Bu ütopik listenin altına yorumumu yazdım, Yüce'de bu yorumu blogumda paylaşmamı önerdi.
"Zaman dilimi olarak içinde az bulunduğum pazarlama-iletişim camiasını düşündüm ve genç bir iletişimci olarak soruyorum;
İyi sunum yapmak... Kaç pazarlamacı-iletişimci gerçekten iyi sunum becerilerine sahip?
Okumak... Kaç pazarlamacı bilgilerini taze tutmaya çalışıyor, bildiklerini yeniden hatırlıyor?
İsmi google'landığında nitelikli sonuçlara ulaşılması... Kaç pazarlamacı "online community evangelist"lik yapıyor?
Blog yazması-okuması... Yok canım!
Ayaküstü sohbetlerin ustası olması... Kaç pazarlamacı etrafındakilerle doğru dürüst iletişim kurabiliyor?
Benim gördüğüm kadarıyla bizim pazarlamacı-iletişimcilerimiz iyi sunumu, uzun yazıları madde haline getirip toparlamakla tanımlıyor.
Okumaya "bullshit" diyor.

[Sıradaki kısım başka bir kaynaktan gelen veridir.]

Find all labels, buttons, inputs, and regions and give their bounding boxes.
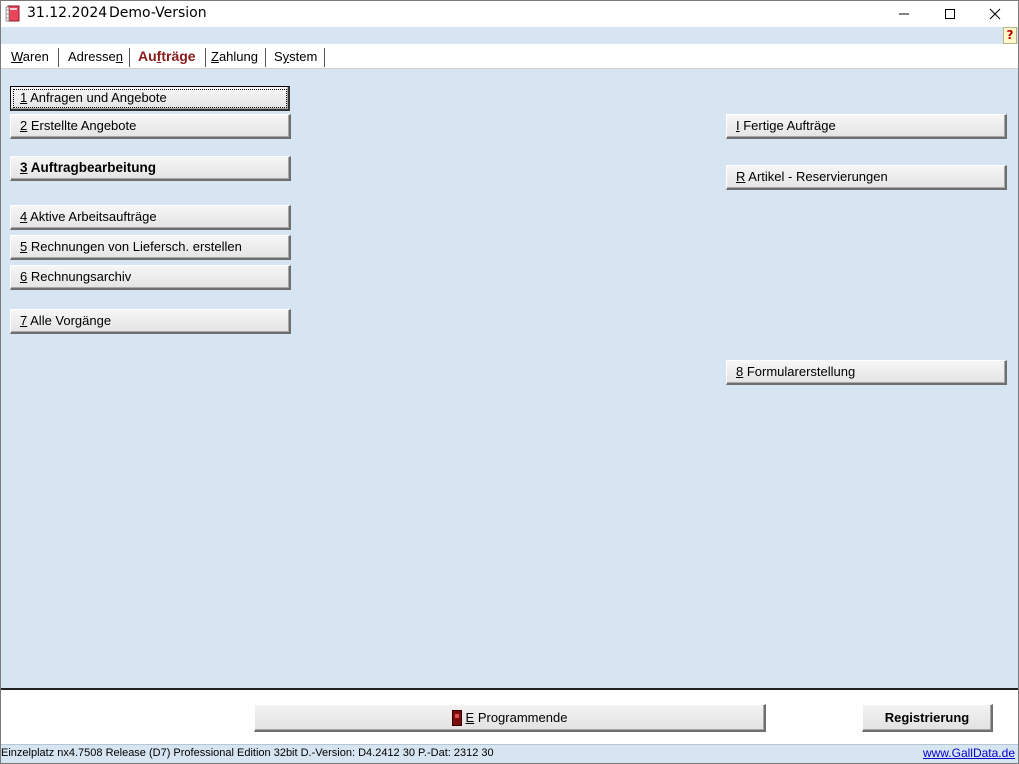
tab-separator [58, 48, 59, 67]
tab-separator [324, 48, 325, 67]
minimize-icon [899, 13, 909, 15]
rechnungen-erstellen-button[interactable]: 5 Rechnungen von Liefersch. erstellen [10, 235, 291, 260]
menu-tabs: Waren Adressen Aufträge Zahlung System [1, 44, 1018, 69]
title-date: 31.12.2024 [27, 5, 108, 21]
app-book-icon [5, 5, 20, 22]
formularerstellung-button[interactable]: 8 Formularerstellung [726, 360, 1007, 385]
registrierung-button[interactable]: Registrierung [862, 704, 993, 732]
tab-separator [129, 48, 130, 67]
title-bar: 31.12.2024 Demo-Version [1, 1, 1018, 27]
maximize-icon [945, 9, 955, 19]
anfragen-angebote-button[interactable]: 1 Anfragen und Angebote [10, 86, 290, 111]
bottom-bar: E Programmende Registrierung [1, 692, 1018, 744]
tab-separator [205, 48, 206, 67]
status-text: Einzelplatz nx4.7508 Release (D7) Profes… [1, 747, 494, 759]
tab-adressen[interactable]: Adressen [68, 49, 123, 67]
exit-door-icon [451, 709, 462, 726]
fertige-auftraege-button[interactable]: I Fertige Aufträge [726, 114, 1007, 139]
tab-zahlung[interactable]: Zahlung [211, 49, 258, 67]
programmende-label: E Programmende [465, 710, 568, 725]
help-icon[interactable]: ? [1003, 27, 1017, 44]
close-button[interactable] [972, 1, 1018, 27]
maximize-button[interactable] [927, 1, 973, 27]
minimize-button[interactable] [881, 1, 927, 27]
tab-auftraege[interactable]: Aufträge [138, 48, 196, 66]
close-icon [989, 8, 1001, 20]
erstellte-angebote-button[interactable]: 2 Erstellte Angebote [10, 114, 291, 139]
rechnungsarchiv-button[interactable]: 6 Rechnungsarchiv [10, 265, 291, 290]
artikel-reservierungen-button[interactable]: R Artikel - Reservierungen [726, 165, 1007, 190]
tab-separator [265, 48, 266, 67]
status-bar: Einzelplatz nx4.7508 Release (D7) Profes… [1, 744, 1018, 763]
window-title: Demo-Version [109, 5, 207, 21]
tab-system[interactable]: System [274, 49, 317, 67]
auftragbearbeitung-button[interactable]: 3 Auftragbearbeitung [10, 156, 291, 181]
alle-vorgaenge-button[interactable]: 7 Alle Vorgänge [10, 309, 291, 334]
programmende-button[interactable]: E Programmende [254, 704, 766, 732]
website-link[interactable]: www.GallData.de [923, 746, 1015, 760]
help-strip: ? [1, 27, 1018, 44]
main-panel: 1 Anfragen und Angebote 2 Erstellte Ange… [1, 69, 1018, 690]
tab-waren[interactable]: Waren [11, 49, 49, 67]
aktive-arbeitsauftraege-button[interactable]: 4 Aktive Arbeitsaufträge [10, 205, 291, 230]
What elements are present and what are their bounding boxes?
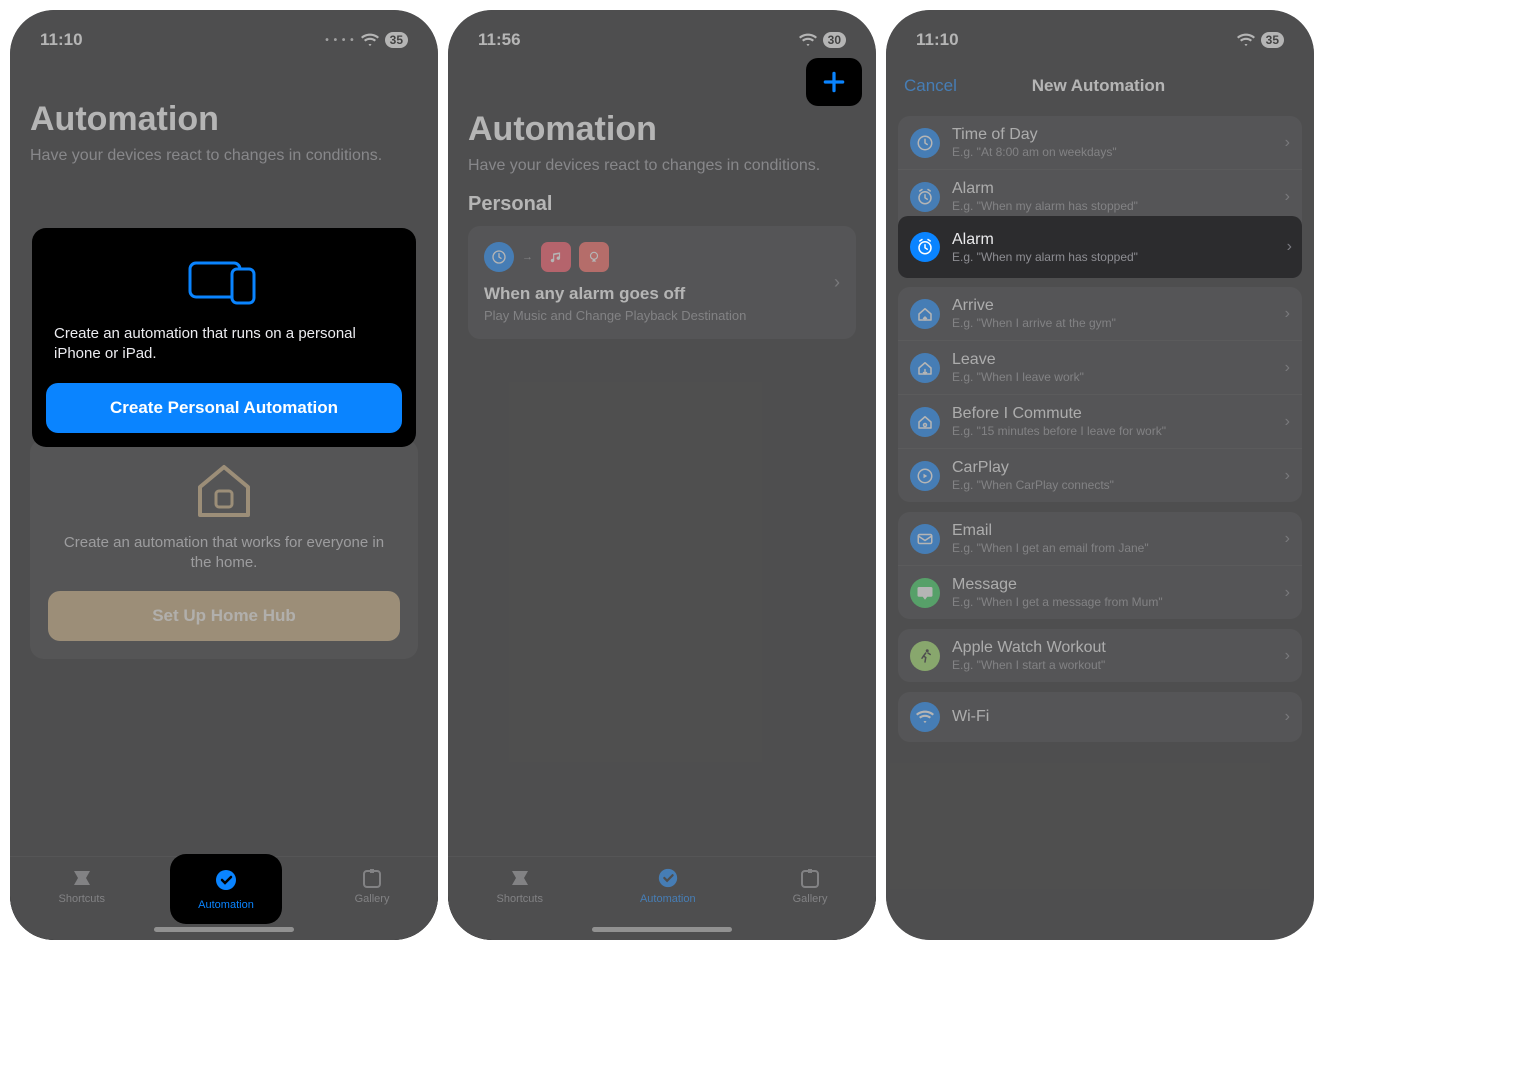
status-bar: 11:56 30 xyxy=(448,10,876,60)
clock-icon xyxy=(484,242,514,272)
status-bar: 11:10 • • • • 35 xyxy=(10,10,438,60)
tab-shortcuts[interactable]: Shortcuts xyxy=(59,867,105,905)
gallery-icon xyxy=(359,867,385,889)
battery-level: 35 xyxy=(1261,32,1284,48)
page-subtitle: Have your devices react to changes in co… xyxy=(468,155,856,177)
status-time: 11:56 xyxy=(478,30,521,50)
status-time: 11:10 xyxy=(40,30,83,50)
wifi-icon xyxy=(1237,33,1255,47)
battery-level: 35 xyxy=(385,32,408,48)
chevron-right-icon: › xyxy=(1285,305,1290,323)
cancel-button[interactable]: Cancel xyxy=(904,76,957,96)
trigger-group: Apple Watch WorkoutE.g. "When I start a … xyxy=(898,629,1302,682)
personal-card-text: Create an automation that runs on a pers… xyxy=(46,324,402,365)
chevron-right-icon: › xyxy=(1285,647,1290,665)
shortcuts-icon xyxy=(507,867,533,889)
section-personal: Personal xyxy=(468,193,856,216)
automation-icon xyxy=(655,867,681,889)
battery-level: 30 xyxy=(823,32,846,48)
airplay-icon xyxy=(579,242,609,272)
alarm-icon xyxy=(910,182,940,212)
create-personal-automation-button[interactable]: Create Personal Automation xyxy=(46,383,402,433)
trigger-group: ArriveE.g. "When I arrive at the gym"›Le… xyxy=(898,287,1302,502)
home-card-text: Create an automation that works for ever… xyxy=(48,533,400,574)
trigger-group: EmailE.g. "When I get an email from Jane… xyxy=(898,512,1302,619)
setup-home-hub-button[interactable]: Set Up Home Hub xyxy=(48,591,400,641)
automation-subtitle: Play Music and Change Playback Destinati… xyxy=(484,308,834,323)
chevron-right-icon: › xyxy=(1285,467,1290,485)
home-indicator xyxy=(592,927,732,932)
trigger-list: Time of DayE.g. "At 8:00 am on weekdays"… xyxy=(886,116,1314,742)
chevron-right-icon: › xyxy=(1287,238,1292,256)
trigger-row-arrive[interactable]: ArriveE.g. "When I arrive at the gym"› xyxy=(898,287,1302,340)
home-indicator xyxy=(154,927,294,932)
arrow-icon: → xyxy=(522,251,533,263)
screenshot-1-automation-empty: 11:10 • • • • 35 Automation Have your de… xyxy=(10,10,438,940)
trigger-row-time-of-day[interactable]: Time of DayE.g. "At 8:00 am on weekdays"… xyxy=(898,116,1302,169)
house-out-icon xyxy=(910,353,940,383)
carplay-icon xyxy=(910,461,940,491)
shortcuts-icon xyxy=(69,867,95,889)
alarm-icon xyxy=(910,232,940,262)
trigger-row-apple-watch-workout[interactable]: Apple Watch WorkoutE.g. "When I start a … xyxy=(898,629,1302,682)
personal-automation-card: Create an automation that runs on a pers… xyxy=(32,228,416,447)
tab-gallery[interactable]: Gallery xyxy=(355,867,390,905)
tab-automation[interactable]: Automation xyxy=(640,867,696,905)
modal-nav: Cancel New Automation xyxy=(886,60,1314,106)
home-icon xyxy=(184,463,264,519)
chevron-right-icon: › xyxy=(1285,134,1290,152)
commute-icon xyxy=(910,407,940,437)
runner-icon xyxy=(910,641,940,671)
trigger-row-alarm[interactable]: AlarmE.g. "When my alarm has stopped"› xyxy=(898,169,1302,223)
chevron-right-icon: › xyxy=(834,272,840,293)
automation-title: When any alarm goes off xyxy=(484,284,834,304)
devices-icon xyxy=(184,254,264,310)
tab-shortcuts[interactable]: Shortcuts xyxy=(497,867,543,905)
status-bar: 11:10 35 xyxy=(886,10,1314,60)
automation-row-alarm[interactable]: → When any alarm goes off Play Music and… xyxy=(468,226,856,339)
trigger-row-wi-fi[interactable]: Wi-Fi› xyxy=(898,692,1302,742)
music-icon xyxy=(541,242,571,272)
home-automation-card: Create an automation that works for ever… xyxy=(30,439,418,660)
clock-icon xyxy=(910,128,940,158)
page-title: Automation xyxy=(30,100,418,139)
chevron-right-icon: › xyxy=(1285,359,1290,377)
automation-icon xyxy=(213,868,239,895)
trigger-row-email[interactable]: EmailE.g. "When I get an email from Jane… xyxy=(898,512,1302,565)
mail-icon xyxy=(910,524,940,554)
chevron-right-icon: › xyxy=(1285,708,1290,726)
page-title: Automation xyxy=(468,110,856,149)
screenshot-3-new-automation: 11:10 35 Cancel New Automation Time of D… xyxy=(886,10,1314,940)
signal-dots: • • • • xyxy=(325,35,354,46)
house-in-icon xyxy=(910,299,940,329)
chevron-right-icon: › xyxy=(1285,188,1290,206)
wifi-icon xyxy=(910,702,940,732)
chevron-right-icon: › xyxy=(1285,584,1290,602)
chevron-right-icon: › xyxy=(1285,530,1290,548)
page-subtitle: Have your devices react to changes in co… xyxy=(30,145,418,167)
screenshot-2-automation-list: 11:56 30 Automation Have your devices re… xyxy=(448,10,876,940)
wifi-icon xyxy=(799,33,817,47)
status-time: 11:10 xyxy=(916,30,959,50)
trigger-row-before-i-commute[interactable]: Before I CommuteE.g. "15 minutes before … xyxy=(898,394,1302,448)
add-automation-button[interactable] xyxy=(806,58,862,106)
chevron-right-icon: › xyxy=(1285,413,1290,431)
trigger-row-leave[interactable]: LeaveE.g. "When I leave work"› xyxy=(898,340,1302,394)
trigger-row-alarm[interactable]: Alarm E.g. "When my alarm has stopped" › xyxy=(898,216,1302,278)
gallery-icon xyxy=(797,867,823,889)
trigger-row-message[interactable]: MessageE.g. "When I get a message from M… xyxy=(898,565,1302,619)
chat-icon xyxy=(910,578,940,608)
tab-automation-highlight[interactable]: Automation xyxy=(170,854,282,924)
trigger-group: Wi-Fi› xyxy=(898,692,1302,742)
modal-title: New Automation xyxy=(1032,76,1165,96)
tab-gallery[interactable]: Gallery xyxy=(793,867,828,905)
trigger-row-carplay[interactable]: CarPlayE.g. "When CarPlay connects"› xyxy=(898,448,1302,502)
wifi-icon xyxy=(361,33,379,47)
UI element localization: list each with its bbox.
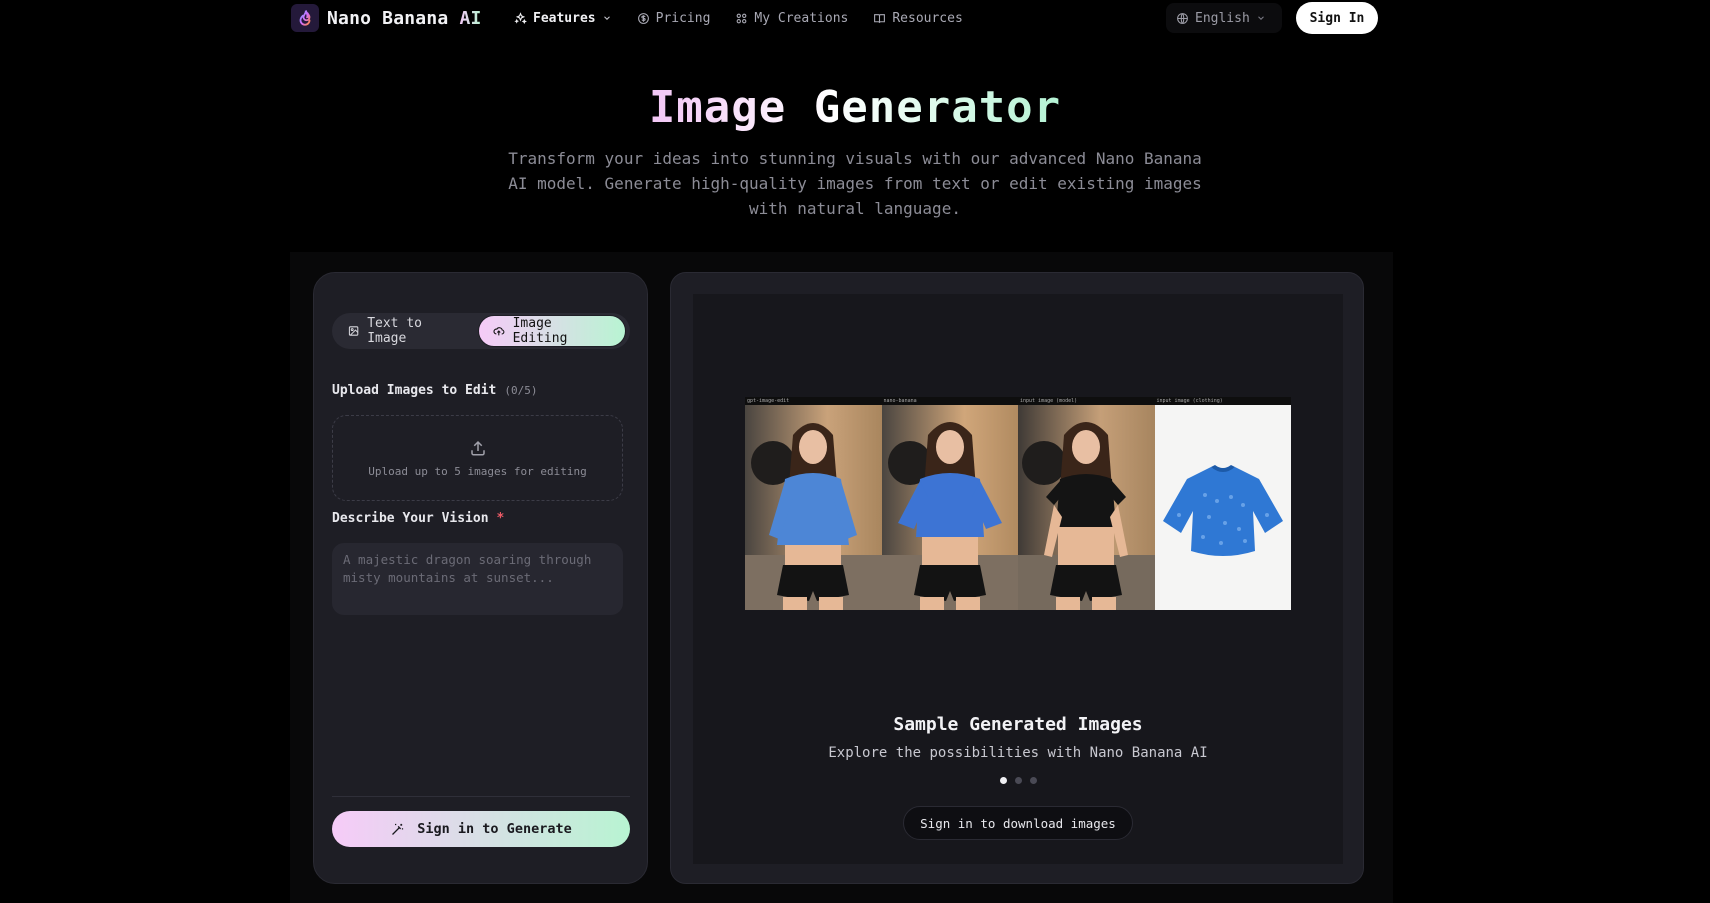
prompt-label: Describe Your Vision * [332, 511, 504, 526]
sample-subtitle: Explore the possibilities with Nano Bana… [828, 745, 1208, 761]
carousel-dots [693, 777, 1343, 784]
required-mark: * [496, 511, 505, 526]
sparkles-icon [514, 11, 527, 24]
book-icon [874, 13, 886, 23]
tab-text-to-image[interactable]: Text to Image [334, 315, 476, 347]
brand-name-suffix: AI [459, 7, 482, 29]
nav-item-resources-label: Resources [892, 10, 963, 26]
editor-card: Text to Image Image Editing Upload Image… [313, 272, 648, 884]
generate-button-label: Sign in to Generate [417, 821, 572, 837]
nav-item-features[interactable]: Features [514, 8, 612, 28]
upload-label: Upload Images to Edit (0/5) [332, 383, 538, 398]
upload-cloud-icon [493, 327, 505, 336]
upload-label-text: Upload Images to Edit [332, 383, 497, 398]
generate-button[interactable]: Sign in to Generate [332, 811, 630, 847]
upload-count: (0/5) [504, 384, 538, 397]
upload-hint: Upload up to 5 images for editing [368, 464, 587, 478]
tab-text-to-image-label: Text to Image [367, 316, 422, 346]
image-icon [348, 326, 359, 336]
image-label: input image (clothing) [1156, 398, 1223, 404]
language-select[interactable]: English [1166, 3, 1282, 33]
sample-panel-gpt-edit [745, 405, 882, 610]
preview-card: gpt-image-edit nano-banana input image (… [670, 272, 1364, 884]
brand-name-main: Nano Banana [327, 7, 449, 29]
chevron-down-icon [603, 16, 610, 20]
nav-item-pricing[interactable]: Pricing [637, 8, 711, 28]
chevron-down-icon [1257, 16, 1264, 20]
image-label: nano-banana [883, 398, 917, 404]
carousel-dot[interactable] [1029, 777, 1037, 784]
page-title-text: Image Generator [648, 82, 1062, 133]
nav-item-my-creations-label: My Creations [754, 10, 849, 26]
prompt-label-text: Describe Your Vision [332, 511, 489, 526]
sample-image[interactable]: gpt-image-edit nano-banana input image (… [745, 397, 1291, 610]
image-labels: gpt-image-edit nano-banana input image (… [745, 397, 1291, 405]
nav-item-resources[interactable]: Resources [873, 8, 963, 28]
page-title: Image Generator [0, 82, 1710, 133]
sample-panel-input-model [1018, 405, 1155, 610]
nav-links: Features Pricing My Creations Resources [514, 8, 963, 28]
dollar-circle-icon [637, 12, 649, 24]
brand-name: Nano Banana AI [327, 8, 482, 29]
sample-panel-input-clothing [1154, 405, 1291, 610]
flame-logo-icon [291, 4, 319, 32]
upload-dropzone[interactable]: Upload up to 5 images for editing [332, 415, 623, 501]
image-label: input image (model) [1020, 398, 1078, 404]
mode-tabs: Text to Image Image Editing [332, 313, 630, 349]
image-label: gpt-image-edit [747, 398, 790, 404]
sign-in-button[interactable]: Sign In [1296, 2, 1378, 34]
magic-wand-icon [392, 823, 404, 835]
language-value: English [1195, 10, 1250, 26]
nav-item-pricing-label: Pricing [655, 10, 711, 26]
page-subtitle: Transform your ideas into stunning visua… [508, 149, 1202, 218]
tab-image-editing[interactable]: Image Editing [478, 315, 626, 347]
sample-panel-nano-banana [881, 405, 1018, 610]
tab-image-editing-label: Image Editing [512, 316, 568, 346]
grid-icon [737, 13, 747, 23]
divider [332, 796, 630, 797]
carousel-dot[interactable] [999, 777, 1007, 784]
download-button[interactable]: Sign in to download images [903, 806, 1133, 840]
brand[interactable]: Nano Banana AI [291, 4, 482, 32]
sample-title: Sample Generated Images [893, 714, 1143, 735]
prompt-input[interactable] [332, 543, 623, 615]
globe-icon [1177, 12, 1188, 24]
nav-item-features-label: Features [533, 10, 596, 26]
preview-panel: gpt-image-edit nano-banana input image (… [693, 294, 1343, 864]
nav-item-my-creations[interactable]: My Creations [735, 8, 848, 28]
upload-icon [470, 440, 485, 455]
top-nav: Nano Banana AI Features Pricing My Creat… [0, 0, 1710, 36]
carousel-dot[interactable] [1014, 777, 1022, 784]
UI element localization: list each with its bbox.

Ajanslarda kitaplara gülünüp geçiliyor, kurumsalda ise "sen toysun kitap okumaya devam et" deniyor.
Trend takibi mi? Daha neler!
İsmi google'landığında sonuç çıkmaması çok normal. İnternet'te neymiş? Facebook'tan ve MSN'den ibaret bir oyuncak.
Blog okuması-yazması da nerden çıktı? Akşama Şamdan'da parti var adamım, vakit ayıramam böyle şeylere!
En ölümcül günah ise şu sohbeti becerememe konusu. Sorumlusu olan unsur, yukarıdaki olumsuzlukların hepsinde bulunuyor bana göre; Kibir.
Pazarlamacılarımız-iletişimcilerimiz o acaip kibirlerinden kurtulabilseler, insanlarla diyaloğa girmekten çekinmeseler, başarısızlıklarından ders alabilseler... Belki o zaman iyi bir pazarlamacı, iyi bir iletişimci olabilirler.
Geri kalanı kendiliğinden olacaktır..."
Benim mevcut durum görüşüm budur. Daha tecrübeli (ya da tecrübesiz!) olup ekleme yapmak isteyen var mı?